In 1999, a group of neighbors transformed the site of the former Hohenadel Brewery located at the corner of Conrad Street and Indian Queen Lane into a plot known as the “Brewery Garden.”

Hohenadel, also known as Falls Brewery, operated at the site from 1894 to 1953, enduring a dormant period while Prohibition reigned. A soft drink company operated at the site until 1959.

After almost forty years of vacancy – save for a few clandestine artists and teenage malingerers – in 1997, after plans to convert the building into a parking garage went unrealized, the building was declared “imminently dangerous” and the owner was ordered to have the building demolished.

With the help of neighbors and assistance from the Pennsylvania Horticultural Society, the garden took shape at the site and flourished for several years, but went fallow when the property transferred hands to a new owner. This next period was marked by numerous complaints about the lot, which was overgrown and often strewn with garbage.

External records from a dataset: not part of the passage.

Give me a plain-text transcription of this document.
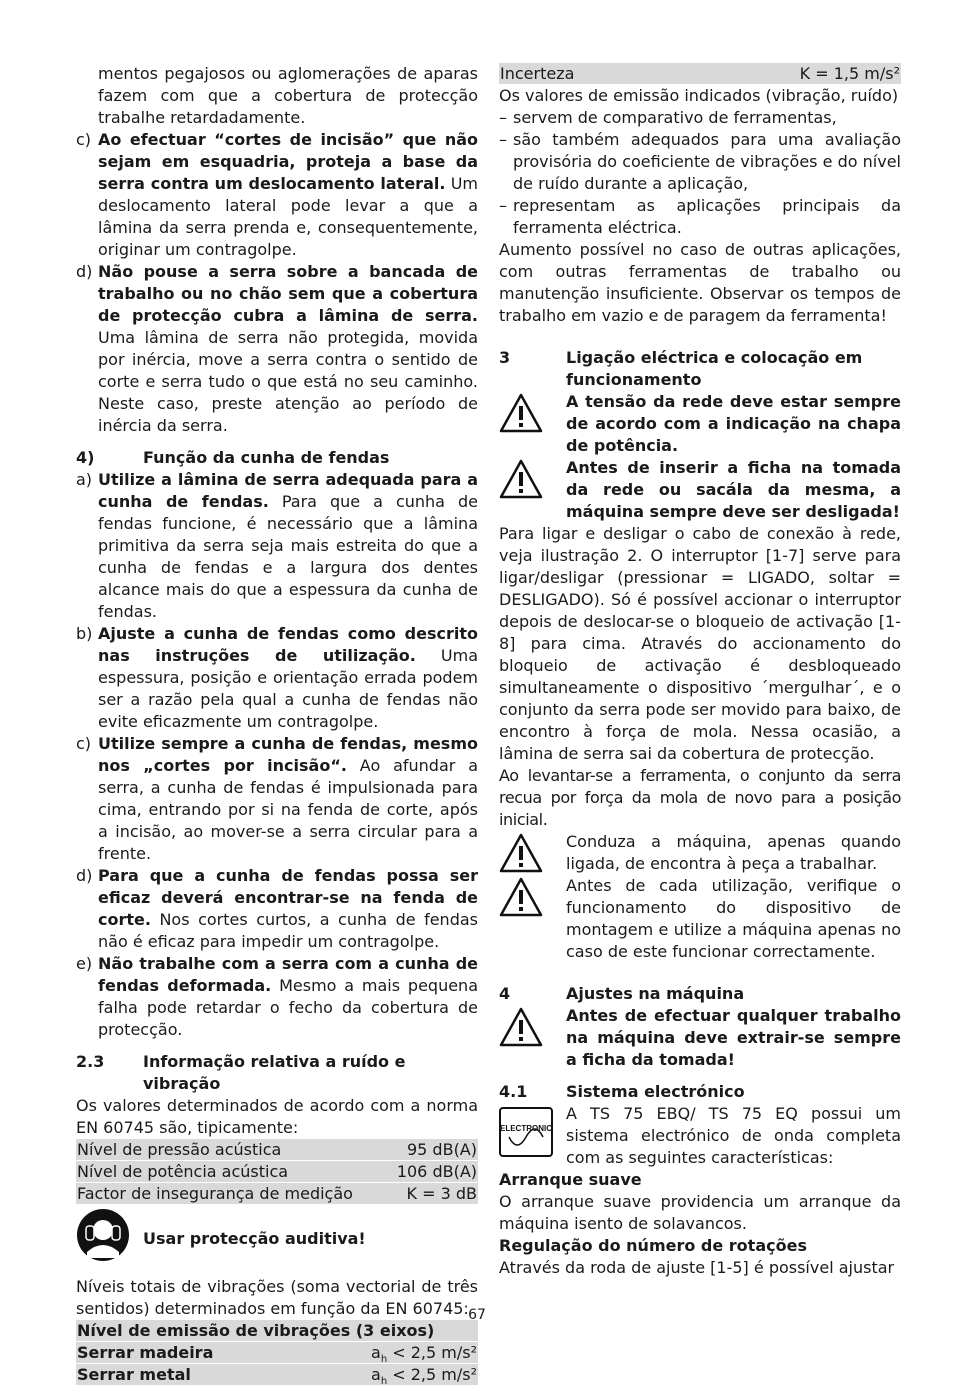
mentos pegajosos ou aglomerações de aparas fazem com que a cobertura de protecção trabalhe retardadamente.

c) Ao efectuar “cortes de incisão” que não sejam em esquadria, proteja a base da serra contra um deslocamento lateral. Um deslocamento lateral pode levar a que a lâmina da serra prenda e, consequentemente, originar um contragolpe.
d) Não pouse a serra sobre a bancada de trabalho ou no chão sem que a cobertura de protecção cubra a lâmina de serra. Uma lâmina de serra não protegida, movida por inércia, move a serra contra o sentido de corte e serra tudo o que está no seu caminho. Neste caso, preste atenção ao período de inércia da serra.
4)	Função da cunha de fendas
a) Utilize a lâmina de serra adequada para a cunha de fendas. Para que a cunha de fendas funcione, é necessário que a lâmina primitiva da serra seja mais estreita do que a cunha de fendas e a largura dos dentes alcance mais do que a espessura da cunha de fendas.
b) Ajuste a cunha de fendas como descrito nas instruções de utilização. Uma espessura, posição e orientação errada podem ser a razão pela qual a cunha de fendas não evite eficazmente um contragolpe.
c) Utilize sempre a cunha de fendas, mesmo nos „cortes por incisão“. Ao afundar a serra, a cunha de fendas é impulsionada para cima, entrando por si na fenda de corte, após a incisão, ao mover-se a serra circular para a frente.
d) Para que a cunha de fendas possa ser eficaz deverá encontrar-se na fenda de corte. Nos cortes curtos, a cunha de fendas não é eficaz para impedir um contragolpe.
e) Não trabalhe com a serra com a cunha de fendas deformada. Mesmo a mais pequena falha pode retardar o fecho da cobertura de protecção.
2.3 Informação relativa a ruído e vibração

Os valores determinados de acordo com a norma EN 60745 são, tipicamente:

Nível de pressão acústica	95 dB(A)
Nível de potência acústica	106 dB(A)
Factor de insegurança de medição	K = 3 dB
Usar protecção auditiva!

Níveis totais de vibrações (soma vectorial de três sentidos) determinados em função da EN 60745:

Nível de emissão de vibrações (3 eixos)
Serrar madeira	$a_h < 2,5$ m/s²
Serrar metal	$a_h < 2,5$ m/s²
Incerteza	K = 1,5 m/s²

Os valores de emissão indicados (vibração, ruído)

– servem de comparativo de ferramentas,
– são também adequados para uma avaliação provisória do coeficiente de vibrações e do nível de ruído durante a aplicação,
– representam as aplicações principais da ferramenta eléctrica.

Aumento possível no caso de outras aplicações, com outras ferramentas de trabalho ou manutenção insuficiente. Observar os tempos de trabalho em vazio e de paragem da ferramenta!

3	Ligação eléctrica e colocação em funcionamento

A tensão da rede deve estar sempre de acordo com a indicação na chapa de potência.

Antes de inserir a ficha na tomada da rede ou sacála da mesma, a máquina sempre deve ser desligada!

Para ligar e desligar o cabo de conexão à rede, veja ilustração 2. O interruptor [1-7] serve para ligar/desligar (pressionar = LIGADO, soltar = DESLIGADO). Só é possível accionar o interruptor depois de deslocar-se o bloqueio de activação [1-8] para cima. Através do accionamento do bloqueio de activação é desbloqueado simultaneamente o dispositivo ´mergulhar´, e o conjunto da serra pode ser movido para baixo, de encontro à força de mola. Nessa ocasião, a lâmina de serra sai da cobertura de protecção.

Ao levantar-se a ferramenta, o conjunto da serra recua por força da mola de novo para a posição inicial.

Conduza a máquina, apenas quando ligada, de encontra à peça a trabalhar.

Antes de cada utilização, verifique o funcionamento do dispositivo de montagem e utilize a máquina apenas no caso de este funcionar correctamente.

4	Ajustes na máquina

Antes de efectuar qualquer trabalho na máquina deve extrair-se sempre a ficha da tomada!

4.1 Sistema electrónico
ELECTRONIC

A TS 75 EBQ/ TS 75 EQ possui um sistema electrónico de onda completa com as seguintes características:

Arranque suave

O arranque suave providencia um arranque da máquina isento de solavancos.

Regulação do número de rotações

Através da roda de ajuste [1-5] é possível ajustar

67
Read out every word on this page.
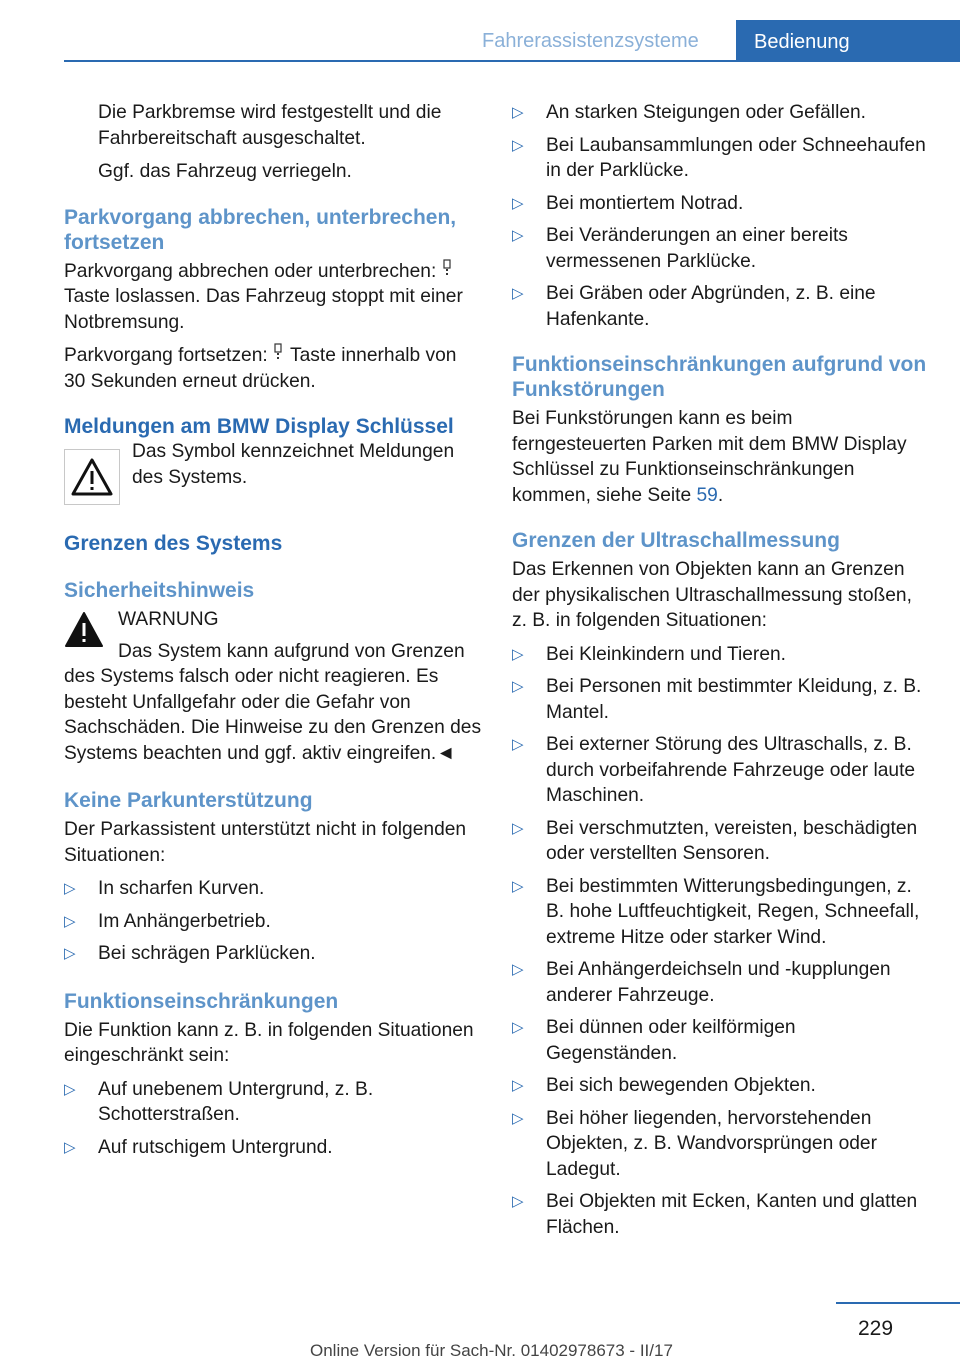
Fahrerassistenzsysteme	Bedienung

Die Parkbremse wird festgestellt und die Fahrbereitschaft ausgeschaltet.

Ggf. das Fahrzeug verriegeln.

Parkvorgang abbrechen, unterbrechen, fortsetzen

Parkvorgang abbrechen oder unterbrechen:  Taste loslassen. Das Fahrzeug stoppt mit einer Notbremsung.

Parkvorgang fortsetzen: Taste innerhalb von 30 Sekunden erneut drücken.

Meldungen am BMW Display Schlüssel

Das Symbol kennzeichnet Meldungen des Systems.

Grenzen des Systems
Sicherheitshinweis

WARNUNG

Das System kann aufgrund von Grenzen

des Systems falsch oder nicht reagieren. Es besteht Unfallgefahr oder die Gefahr von Sachschäden. Die Hinweise zu den Grenzen des Systems beachten und ggf. aktiv eingreifen.◄

Keine Parkunterstützung

Der Parkassistent unterstützt nicht in folgenden Situationen:

▷	In scharfen Kurven.
▷	Im Anhängerbetrieb.
▷	Bei schrägen Parklücken.
Funktionseinschränkungen

Die Funktion kann z. B. in folgenden Situationen eingeschränkt sein:

▷	Auf unebenem Untergrund, z. B. Schotterstraßen.
▷	Auf rutschigem Untergrund.
▷	An starken Steigungen oder Gefällen.
▷	Bei Laubansammlungen oder Schneehaufen in der Parklücke.
▷	Bei montiertem Notrad.
▷	Bei Veränderungen an einer bereits vermessenen Parklücke.
▷	Bei Gräben oder Abgründen, z. B. eine Hafenkante.
Funktionseinschränkungen aufgrund von Funkstörungen

Bei Funkstörungen kann es beim ferngesteuerten Parken mit dem BMW Display Schlüssel zu Funktionseinschränkungen kommen, siehe Seite 59.

Grenzen der Ultraschallmessung

Das Erkennen von Objekten kann an Grenzen der physikalischen Ultraschallmessung stoßen, z. B. in folgenden Situationen:

▷	Bei Kleinkindern und Tieren.
▷	Bei Personen mit bestimmter Kleidung, z. B. Mantel.
▷	Bei externer Störung des Ultraschalls, z. B. durch vorbeifahrende Fahrzeuge oder laute Maschinen.
▷	Bei verschmutzten, vereisten, beschädigten oder verstellten Sensoren.
▷	Bei bestimmten Witterungsbedingungen, z. B. hohe Luftfeuchtigkeit, Regen, Schneefall, extreme Hitze oder starker Wind.
▷	Bei Anhängerdeichseln und -kupplungen anderer Fahrzeuge.
▷	Bei dünnen oder keilförmigen Gegenständen.
▷	Bei sich bewegenden Objekten.
▷	Bei höher liegenden, hervorstehenden Objekten, z. B. Wandvorsprüngen oder Ladegut.
▷	Bei Objekten mit Ecken, Kanten und glatten Flächen.
229
Online Version für Sach-Nr. 01402978673 - II/17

According to city records, the land is currently owned by an entity named Garden State Assembly, which purchased the property in January of 2012 for approximately $180,000.

An ‘exploration stage’ 

Without any firm details, local civic leaders expressed guarded enthusiasm for whatever plans may take shape.

Gina Snyder, executive director of the East Falls Development Corporation, was not informed of the meeting, but said a garden has the potential to be a “great, great thing.”

Snyder, a gardener herself, said that while the new zoning code gives community gardens ample freedom, she emphasized that any possible locations in the Ridge Avenue business district should be attentive to aesthetics and proper screening.

However, she acknowledged that this can be difficult when operating a functional plot.

“A lot of things that make a garden look great don’t necessarily mean that they are good for production,” she said.

Tom Sauerman, president of the EFCC, said that while the former attempt was successful “by all standards,” his group is in an “exploration stage” with regard to current proposals.

“We’re exploring whether there is interest and support in either one garden or multiple small gardens located throughout the community,” he said.

Residents recalled the old garden fondly, perhaps shedding light on how the new proposal might take root.

Karen Minyard, an East Falls resident who actively participated in the former garden, demonstrated enthusiasm for the new garden based on the positive community impact of the Brewery Garden,

“It would be great,” she said. “The Brewery Garden brought together people in the neighborhood who wouldn’t normally get to interact with each other.”

Susan Hauck, an instrumental figure in the Brewery Garden’s operation, predicted that if another opportunity came, “you’d still find the same enthusiasm from the neighborhood.”

Next steps 

For those interested in participating, a second meeting will be held on Thursday, Oct. 18, at Java Ink in East Falls. Rio said that a dedicated email address will be forthcoming, but interested parties can contact her in the meantime via

After plans become more definite and support for the garden builds, Rio hopes that it will also spur on other neighborhood initiatives.

“The more joint ventures that take part,” she said,” the larger and more stable our community will be.”